Heat a skillet over a medium flame.
Film the skillet with 1 to 2 tbsp. oil.
Form the potato mixture into small cakes - 2 to 3 tbsp. of potato per cake. Don't make the cakes too big; they're easier to turn when small.
Flatten the cakes slightly with a spatula.
Cook until the cakes are nice and brown on the bottom, then turn and cook the other side.
Repeat with the remaining potato mixture.
Tips & Warnings
- Keep the finished latkes in a warm oven until ready to serve.
- Applesauce and sour cream are traditional accompaniments for latkes.
- To make latkes that are kosher for Passover, don't use flour, only matzo meal.

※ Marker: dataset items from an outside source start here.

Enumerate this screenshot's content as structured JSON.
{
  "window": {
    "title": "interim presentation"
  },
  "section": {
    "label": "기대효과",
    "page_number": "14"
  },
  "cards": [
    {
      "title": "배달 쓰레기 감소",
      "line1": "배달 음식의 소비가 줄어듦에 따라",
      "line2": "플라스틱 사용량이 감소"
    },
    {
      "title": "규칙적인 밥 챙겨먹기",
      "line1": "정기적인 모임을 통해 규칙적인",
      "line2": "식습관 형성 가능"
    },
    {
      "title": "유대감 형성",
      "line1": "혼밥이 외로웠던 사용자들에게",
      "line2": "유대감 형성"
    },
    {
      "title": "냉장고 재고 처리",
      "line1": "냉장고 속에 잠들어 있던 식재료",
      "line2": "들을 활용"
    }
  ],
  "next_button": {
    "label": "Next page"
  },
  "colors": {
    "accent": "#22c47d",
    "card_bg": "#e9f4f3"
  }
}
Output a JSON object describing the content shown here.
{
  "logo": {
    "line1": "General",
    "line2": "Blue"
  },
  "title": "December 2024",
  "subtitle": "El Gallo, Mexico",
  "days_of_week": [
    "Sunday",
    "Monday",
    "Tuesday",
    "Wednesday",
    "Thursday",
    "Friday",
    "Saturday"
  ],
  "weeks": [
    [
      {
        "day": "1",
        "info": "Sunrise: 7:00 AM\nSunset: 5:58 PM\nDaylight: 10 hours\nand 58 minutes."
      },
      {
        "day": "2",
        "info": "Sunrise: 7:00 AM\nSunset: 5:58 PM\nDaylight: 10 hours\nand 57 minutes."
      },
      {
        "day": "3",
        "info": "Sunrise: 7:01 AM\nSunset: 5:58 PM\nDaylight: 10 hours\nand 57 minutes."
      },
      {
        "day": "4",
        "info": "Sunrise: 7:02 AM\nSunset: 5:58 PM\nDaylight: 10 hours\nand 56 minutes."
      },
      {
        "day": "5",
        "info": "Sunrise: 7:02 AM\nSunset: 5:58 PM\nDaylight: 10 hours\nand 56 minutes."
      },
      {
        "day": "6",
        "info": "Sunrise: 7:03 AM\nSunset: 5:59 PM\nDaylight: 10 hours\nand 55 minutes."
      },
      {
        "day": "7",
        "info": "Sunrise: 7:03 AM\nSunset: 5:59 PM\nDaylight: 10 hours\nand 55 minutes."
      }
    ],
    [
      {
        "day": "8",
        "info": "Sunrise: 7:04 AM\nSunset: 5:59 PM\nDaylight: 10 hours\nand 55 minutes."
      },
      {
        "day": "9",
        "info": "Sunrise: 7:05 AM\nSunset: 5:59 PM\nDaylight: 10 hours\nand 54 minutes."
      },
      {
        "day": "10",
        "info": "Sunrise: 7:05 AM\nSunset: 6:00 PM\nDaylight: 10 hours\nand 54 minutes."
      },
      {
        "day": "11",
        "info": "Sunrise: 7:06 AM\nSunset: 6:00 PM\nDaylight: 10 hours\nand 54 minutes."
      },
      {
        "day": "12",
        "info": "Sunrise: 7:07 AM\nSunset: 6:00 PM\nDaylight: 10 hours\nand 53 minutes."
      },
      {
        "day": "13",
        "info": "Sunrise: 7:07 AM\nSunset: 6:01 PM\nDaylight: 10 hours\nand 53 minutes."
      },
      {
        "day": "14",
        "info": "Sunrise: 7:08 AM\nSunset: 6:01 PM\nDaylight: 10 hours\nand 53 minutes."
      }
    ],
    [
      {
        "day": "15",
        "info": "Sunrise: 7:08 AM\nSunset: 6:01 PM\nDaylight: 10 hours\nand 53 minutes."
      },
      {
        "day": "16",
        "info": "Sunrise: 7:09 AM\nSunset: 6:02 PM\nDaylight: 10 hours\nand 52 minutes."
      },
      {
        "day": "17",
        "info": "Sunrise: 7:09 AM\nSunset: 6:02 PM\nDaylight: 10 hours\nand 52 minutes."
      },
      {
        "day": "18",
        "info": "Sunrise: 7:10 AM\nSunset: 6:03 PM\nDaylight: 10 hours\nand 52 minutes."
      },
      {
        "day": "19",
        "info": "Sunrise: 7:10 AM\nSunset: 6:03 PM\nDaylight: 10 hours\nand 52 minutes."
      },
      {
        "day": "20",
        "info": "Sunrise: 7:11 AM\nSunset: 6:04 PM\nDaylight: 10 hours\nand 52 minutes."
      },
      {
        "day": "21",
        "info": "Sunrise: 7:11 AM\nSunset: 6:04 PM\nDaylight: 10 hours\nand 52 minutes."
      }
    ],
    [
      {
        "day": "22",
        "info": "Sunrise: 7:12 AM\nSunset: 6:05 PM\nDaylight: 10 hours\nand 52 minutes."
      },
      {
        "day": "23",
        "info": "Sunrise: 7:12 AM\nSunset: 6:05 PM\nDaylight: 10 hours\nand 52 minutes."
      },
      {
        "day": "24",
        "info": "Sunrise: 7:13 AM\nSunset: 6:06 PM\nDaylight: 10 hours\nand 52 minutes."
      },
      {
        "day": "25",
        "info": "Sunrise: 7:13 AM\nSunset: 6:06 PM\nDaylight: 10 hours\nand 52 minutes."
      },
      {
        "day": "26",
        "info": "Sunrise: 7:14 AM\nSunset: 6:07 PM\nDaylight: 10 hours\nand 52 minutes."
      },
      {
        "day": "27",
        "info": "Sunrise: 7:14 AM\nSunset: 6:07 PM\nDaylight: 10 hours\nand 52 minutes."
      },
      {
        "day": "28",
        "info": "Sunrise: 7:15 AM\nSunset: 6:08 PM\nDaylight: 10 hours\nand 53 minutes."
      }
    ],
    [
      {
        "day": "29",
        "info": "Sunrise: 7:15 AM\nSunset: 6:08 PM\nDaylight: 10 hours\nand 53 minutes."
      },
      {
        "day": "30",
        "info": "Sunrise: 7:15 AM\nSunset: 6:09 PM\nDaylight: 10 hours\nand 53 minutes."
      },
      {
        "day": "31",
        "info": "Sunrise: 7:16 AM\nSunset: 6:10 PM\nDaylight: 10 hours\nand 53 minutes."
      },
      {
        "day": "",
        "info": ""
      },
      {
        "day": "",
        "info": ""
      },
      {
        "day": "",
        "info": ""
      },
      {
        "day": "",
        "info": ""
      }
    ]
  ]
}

- This is a traditional way of making latkes; the cakes aren't the crispiest, due to the matzo meal, but they don't fall apart, either. (The meal or flour is necessary here to soak up the moisture in the potatoes.) You can also try making latkes by squeezing the liquid out of the potatoes into a bowl, then pouring off the liquid but saving the potato starch. Add the starch to the potato, onion and egg, but don't add the matzo meal. The cakes should hold together but be crisper.
Hanukkah: Beyond the Potato Latke
‘Tis the season of the potato latke. Considered a staple of the Jewish culture and a Hanukkah tradition, attachments to this fried...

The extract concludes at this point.